Today we welcome guest blogger Chris Gerben. Chris teaches writing and speaking courses within the Program in Writing and Rhetoric at Stanford University. His research interrogates ways in which students’ extracurricular and/or online writing may be seen as collaborative, argumentative, and academic. You can contact Chris at cgerben@stanford.edu.
At the beginning of each semester you may confuse me for a priest holding confessions. Students line up to confide in me that they’re not good writers (despite grades or early writing assignments to the contrary.)
For thirteen years as an instructor, I’ve heard the same insecurities from both stellar and struggling students. Students often tend to think that becoming a “writer” is something that is far off, like a goal line that, once passed, will be seen only in hindsight where the hard work and difficulties are behind them. In this view, “writers” are other people, and the rest of us are still struggling to find our way.
Experienced instructors fully understand the fallacy of such thoughts, and yet we often teach and assign texts that inadvertently reinforce it.
Comics in the Classroom
Part of the problem feeding the aforementioned confessions is that our assigned texts often reinforce paradigms of what it means to author: everything from the style of academic prose to the hardcover bindings of books tell students that writing is an indifferent, far-off success. As a result, how we teach students to read (and consequently write) is equally walled off: we seek to understand and to analyze hidden motives and far-off meanings, and we read to write through the text, but not necessarily to the text.
Comics in the classroom, however, provide us with examples of where authors look directly at their readers, and students can imagine themselves as equally active agents in the ongoing dialogues. Likewise, these texts provide multiple entry points to knowledge.
Page 44 of Understanding Rhetoric, for example, uses smart, economical visuals to explain the classical appeals in a variety of ways: providing definitions, paraphrases, examples, and even an author’s facial reactions mimicking the given appeal (e.g. Liz looking emotionally distressed to display pathos.)

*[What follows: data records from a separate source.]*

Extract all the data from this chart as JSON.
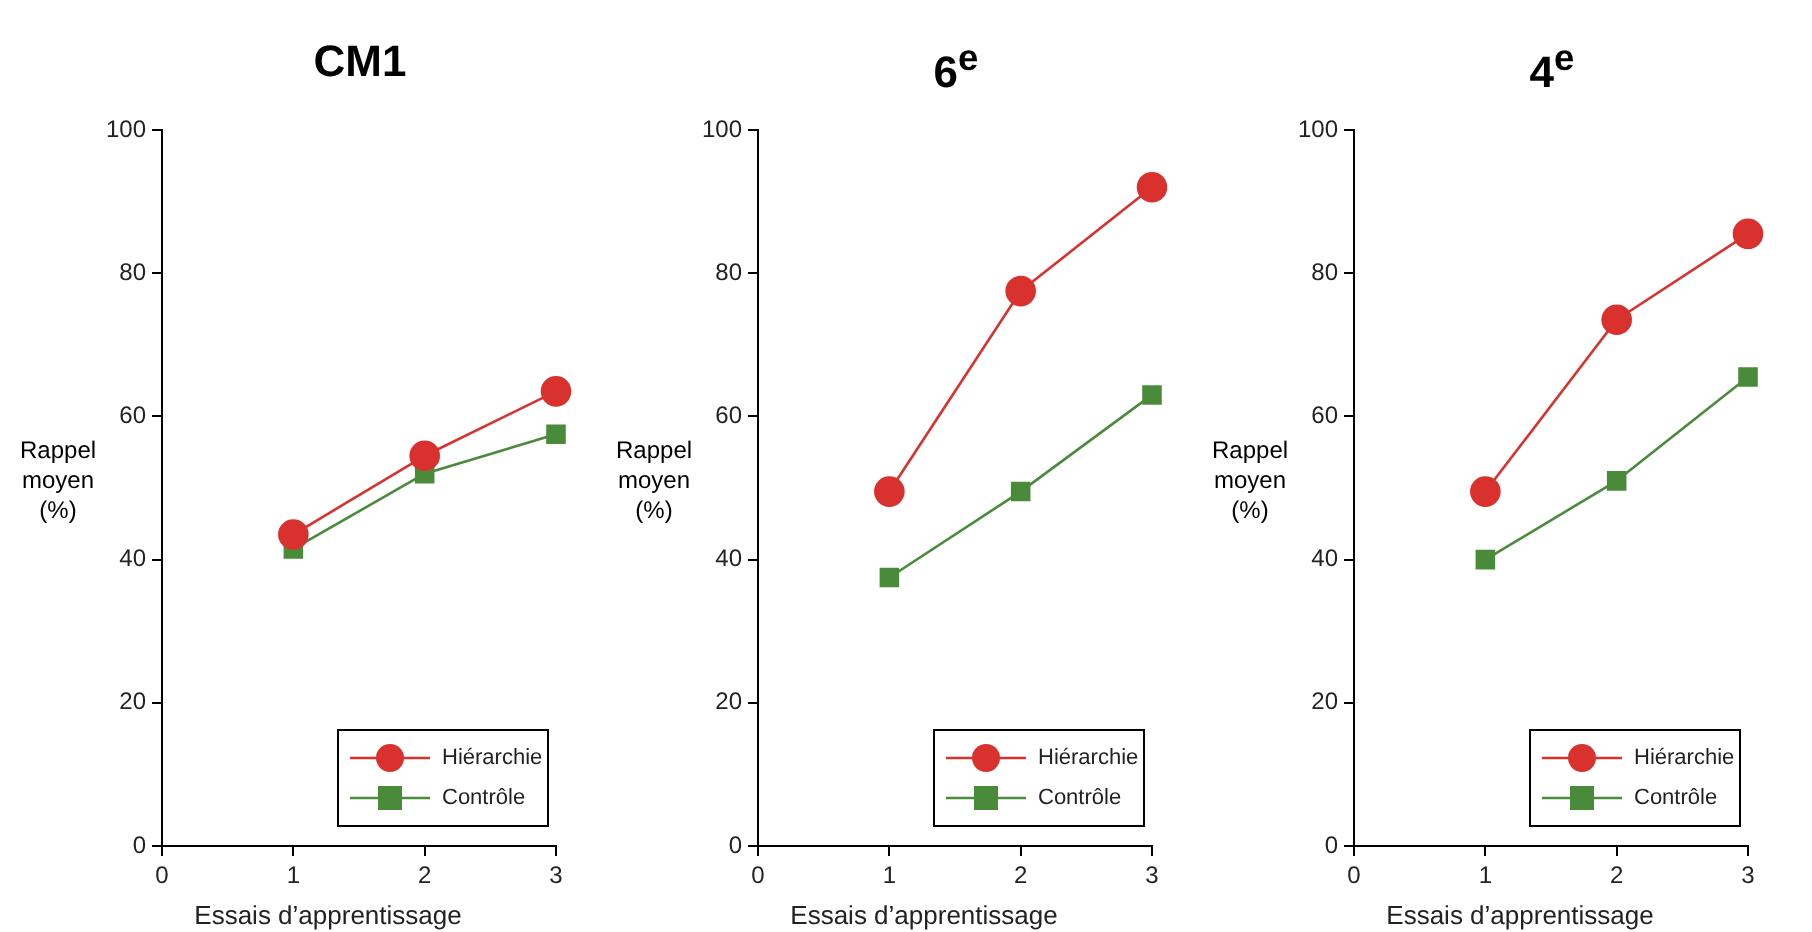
{
  "chart_data": [
    {
      "type": "line",
      "title": "CM1",
      "xlabel": "Essais d’apprentissage",
      "ylabel": "Rappel moyen (%)",
      "x": [
        1,
        2,
        3
      ],
      "xlim": [
        0,
        3
      ],
      "xticks": [
        0,
        1,
        2,
        3
      ],
      "ylim": [
        0,
        100
      ],
      "yticks": [
        0,
        20,
        40,
        60,
        80,
        100
      ],
      "grid": false,
      "legend": "bottom right",
      "series": [
        {
          "name": "Hiérarchie",
          "color": "#d9312e",
          "marker": "circle",
          "values": [
            43.5,
            54.5,
            63.5
          ]
        },
        {
          "name": "Contrôle",
          "color": "#4a8b3b",
          "marker": "square",
          "values": [
            41.5,
            52,
            57.5
          ]
        }
      ]
    },
    {
      "type": "line",
      "title": "6$^{e}$",
      "xlabel": "Essais d’apprentissage",
      "ylabel": "Rappel moyen (%)",
      "x": [
        1,
        2,
        3
      ],
      "xlim": [
        0,
        3
      ],
      "xticks": [
        0,
        1,
        2,
        3
      ],
      "ylim": [
        0,
        100
      ],
      "yticks": [
        0,
        20,
        40,
        60,
        80,
        100
      ],
      "grid": false,
      "legend": "bottom right",
      "series": [
        {
          "name": "Hiérarchie",
          "color": "#d9312e",
          "marker": "circle",
          "values": [
            49.5,
            77.5,
            92
          ]
        },
        {
          "name": "Contrôle",
          "color": "#4a8b3b",
          "marker": "square",
          "values": [
            37.5,
            49.5,
            63
          ]
        }
      ]
    },
    {
      "type": "line",
      "title": "4$^{e}$",
      "xlabel": "Essais d’apprentissage",
      "ylabel": "Rappel moyen (%)",
      "x": [
        1,
        2,
        3
      ],
      "xlim": [
        0,
        3
      ],
      "xticks": [
        0,
        1,
        2,
        3
      ],
      "ylim": [
        0,
        100
      ],
      "yticks": [
        0,
        20,
        40,
        60,
        80,
        100
      ],
      "grid": false,
      "legend": "bottom right",
      "series": [
        {
          "name": "Hiérarchie",
          "color": "#d9312e",
          "marker": "circle",
          "values": [
            49.5,
            73.5,
            85.5
          ]
        },
        {
          "name": "Contrôle",
          "color": "#4a8b3b",
          "marker": "square",
          "values": [
            40,
            51,
            65.5
          ]
        }
      ]
    }
  ]
}
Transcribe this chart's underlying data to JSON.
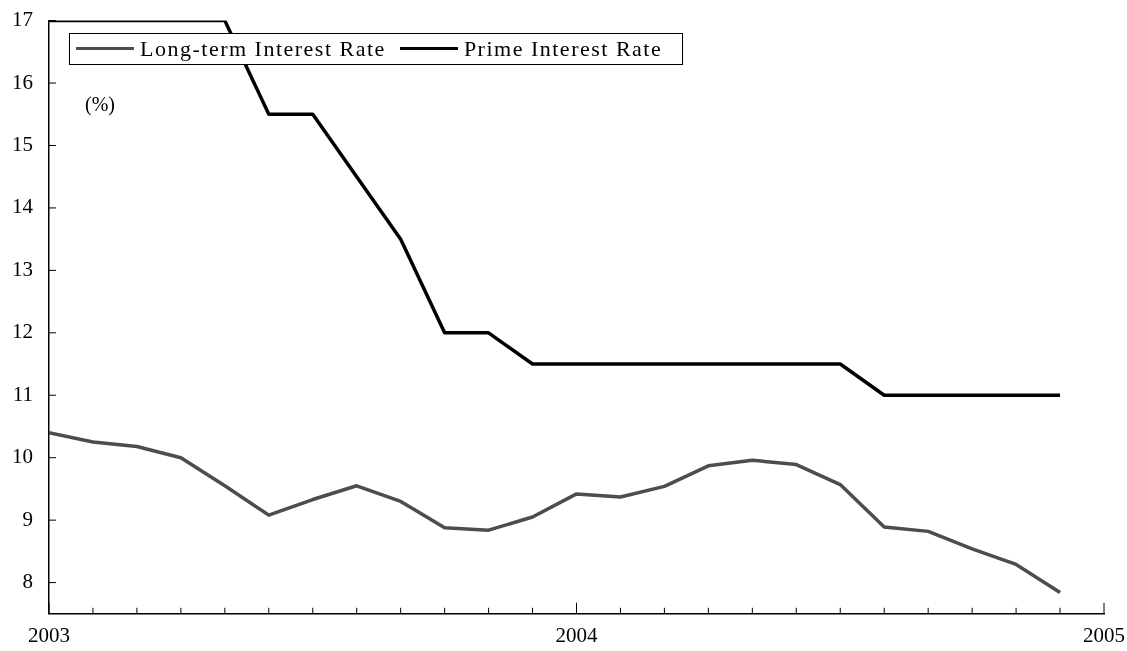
{
  "chart_data": {
    "type": "line",
    "ylabel": "(%)",
    "x": [
      "2003-01",
      "2003-02",
      "2003-03",
      "2003-04",
      "2003-05",
      "2003-06",
      "2003-07",
      "2003-08",
      "2003-09",
      "2003-10",
      "2003-11",
      "2003-12",
      "2004-01",
      "2004-02",
      "2004-03",
      "2004-04",
      "2004-05",
      "2004-06",
      "2004-07",
      "2004-08",
      "2004-09",
      "2004-10",
      "2004-11",
      "2004-12"
    ],
    "series": [
      {
        "name": "Long-term Interest Rate",
        "color": "#4d4d4d",
        "values": [
          10.4,
          10.25,
          10.18,
          10.0,
          9.55,
          9.08,
          9.33,
          9.55,
          9.3,
          8.88,
          8.84,
          9.05,
          9.42,
          9.37,
          9.54,
          9.87,
          9.96,
          9.89,
          9.57,
          8.89,
          8.82,
          8.54,
          8.29,
          7.84
        ]
      },
      {
        "name": "Prime Interest Rate",
        "color": "#000000",
        "values": [
          17,
          17,
          17,
          17,
          17,
          15.5,
          15.5,
          14.5,
          13.5,
          12,
          12,
          11.5,
          11.5,
          11.5,
          11.5,
          11.5,
          11.5,
          11.5,
          11.5,
          11,
          11,
          11,
          11,
          11
        ]
      }
    ],
    "xlim": [
      "2003-01",
      "2005-01"
    ],
    "xticks": [
      {
        "value": "2003-01",
        "label": "2003"
      },
      {
        "value": "2003-02",
        "label": null
      },
      {
        "value": "2003-03",
        "label": null
      },
      {
        "value": "2003-04",
        "label": null
      },
      {
        "value": "2003-05",
        "label": null
      },
      {
        "value": "2003-06",
        "label": null
      },
      {
        "value": "2003-07",
        "label": null
      },
      {
        "value": "2003-08",
        "label": null
      },
      {
        "value": "2003-09",
        "label": null
      },
      {
        "value": "2003-10",
        "label": null
      },
      {
        "value": "2003-11",
        "label": null
      },
      {
        "value": "2003-12",
        "label": null
      },
      {
        "value": "2004-01",
        "label": "2004"
      },
      {
        "value": "2004-02",
        "label": null
      },
      {
        "value": "2004-03",
        "label": null
      },
      {
        "value": "2004-04",
        "label": null
      },
      {
        "value": "2004-05",
        "label": null
      },
      {
        "value": "2004-06",
        "label": null
      },
      {
        "value": "2004-07",
        "label": null
      },
      {
        "value": "2004-08",
        "label": null
      },
      {
        "value": "2004-09",
        "label": null
      },
      {
        "value": "2004-10",
        "label": null
      },
      {
        "value": "2004-11",
        "label": null
      },
      {
        "value": "2004-12",
        "label": null
      },
      {
        "value": "2005-01",
        "label": "2005"
      }
    ],
    "ylim": [
      7.5,
      17
    ],
    "yticks": [
      8,
      9,
      10,
      11,
      12,
      13,
      14,
      15,
      16,
      17
    ],
    "grid": false,
    "legend": "top left",
    "marker": "none",
    "line_style": "solid"
  }
}
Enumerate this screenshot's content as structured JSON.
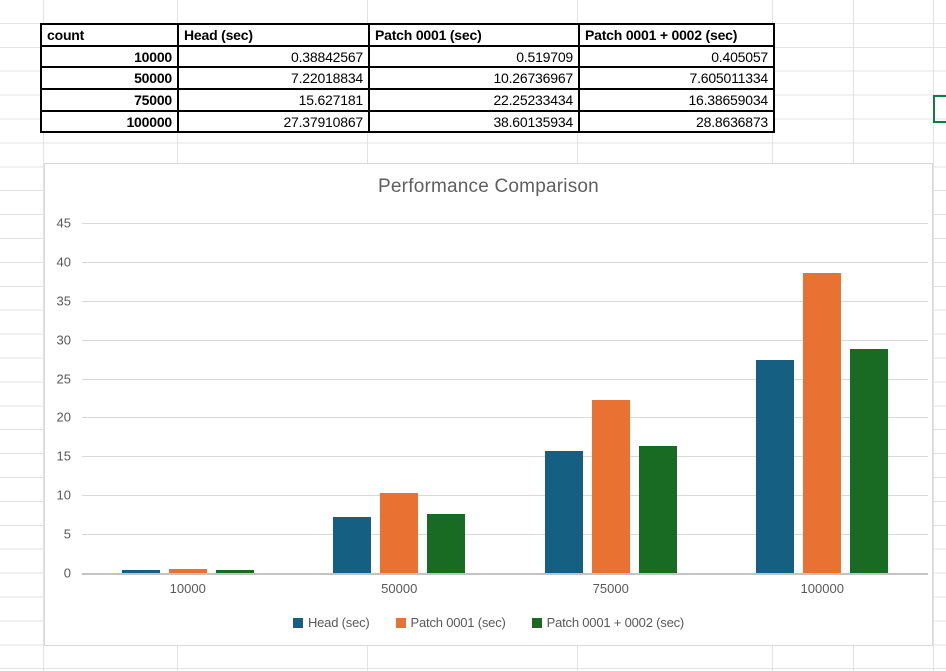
{
  "table": {
    "headers": [
      "count",
      "Head (sec)",
      "Patch 0001 (sec)",
      "Patch 0001 + 0002 (sec)"
    ],
    "rows": [
      [
        "10000",
        "0.38842567",
        "0.519709",
        "0.405057"
      ],
      [
        "50000",
        "7.22018834",
        "10.26736967",
        "7.605011334"
      ],
      [
        "75000",
        "15.627181",
        "22.25233434",
        "16.38659034"
      ],
      [
        "100000",
        "27.37910867",
        "38.60135934",
        "28.8636873"
      ]
    ]
  },
  "chart_data": {
    "type": "bar",
    "title": "Performance Comparison",
    "categories": [
      "10000",
      "50000",
      "75000",
      "100000"
    ],
    "series": [
      {
        "name": "Head (sec)",
        "color": "#156082",
        "values": [
          0.38842567,
          7.22018834,
          15.627181,
          27.37910867
        ]
      },
      {
        "name": "Patch 0001 (sec)",
        "color": "#E97132",
        "values": [
          0.519709,
          10.26736967,
          22.25233434,
          38.60135934
        ]
      },
      {
        "name": "Patch 0001 + 0002 (sec)",
        "color": "#196B24",
        "values": [
          0.405057,
          7.605011334,
          16.38659034,
          28.8636873
        ]
      }
    ],
    "xlabel": "",
    "ylabel": "",
    "ylim": [
      0,
      45
    ],
    "yticks": [
      0,
      5,
      10,
      15,
      20,
      25,
      30,
      35,
      40,
      45
    ],
    "grid": true,
    "legend_position": "bottom"
  },
  "colors": {
    "accent_blue": "#156082",
    "accent_orange": "#E97132",
    "accent_green": "#196B24",
    "active_cell_border": "#107C41",
    "chart_gridline": "#D9D9D9",
    "sheet_gridline": "#E2E2E2",
    "chart_text": "#595959"
  }
}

This page, which I’ve taught with equal success to both high school and college students, demonstrates these strengths of comics in the writing classroom: meeting readers exactly where they are on their journey to seeing themselves as writers. Such a graphic approach takes advantage of its visual means to connect directly with readers and, perhaps, restore some of their confidence in their ability to talk back to the material.
Production Over Consumption
Here, “talking back” is the bridge between reading and writing (or consumption and production), where teachers can use comics to deliver information, but also invite students to produce visual narratives, such as comics. Bedford provides a nice list of sites and sources to accomplish this.
One way I’ve used comics successfully in my college classroom is to use them in assignments I call “visual conversations.” In these assignments, students bring in a digital photo of themselves (or choose an impersonal yet significant avatar) and then use Google or other online resources to find photos of the authors we’ve discussed in class. For example, if a student were writing about this blog, she may use the author photo above. Once the author photos are in place, students use comics to simulate an actual conversation they may have with the authors. The conversations often start as informal, and even silly, but eventually scaffold to incorporate class themes, the students’ claims, and even direct quotes.
Though students use the paradigm of comics to model this conversational give and take, there are many variations I allow:
- Use an app/program like Comic Life to drag and drop visuals and text into actual comic forms (students often create pages-long narratives with this)
- Use software such as Photoshop or Powerpoint to create a low-tech visual mock-up of a social network site, where authors become the student’s virtual “friends”
- Use Word or any word processer to mimic the give and take of a text message or instant message conversation
Conversation as Writing; Writing as Conversation
What the above assignment and Understanding Rhetoric have in common is that they position the students as active agents in a conversation that they (the students) are invested in. In the assignment, students control the language, flow, and outcome of the conversation. In the textbook, the authors are drawn to literally look readers in the eye, forming a direct connection to the content. Both instances make the metaphor of writing as conversation more concrete, and provide a powerful lesson for our student writers that the best writing isn’t some far off goal of getting published, but is the immediate action of connecting with a singular individual.
Comics provide us, in the form of texts like Understanding Rhetoric, not only novel ways to read and analyze the inherent conversation of writing; they provide us with a heuristic for transferring the often abstract forms of thought and oral conversation with the very vivid world of rhetorically-aware writing.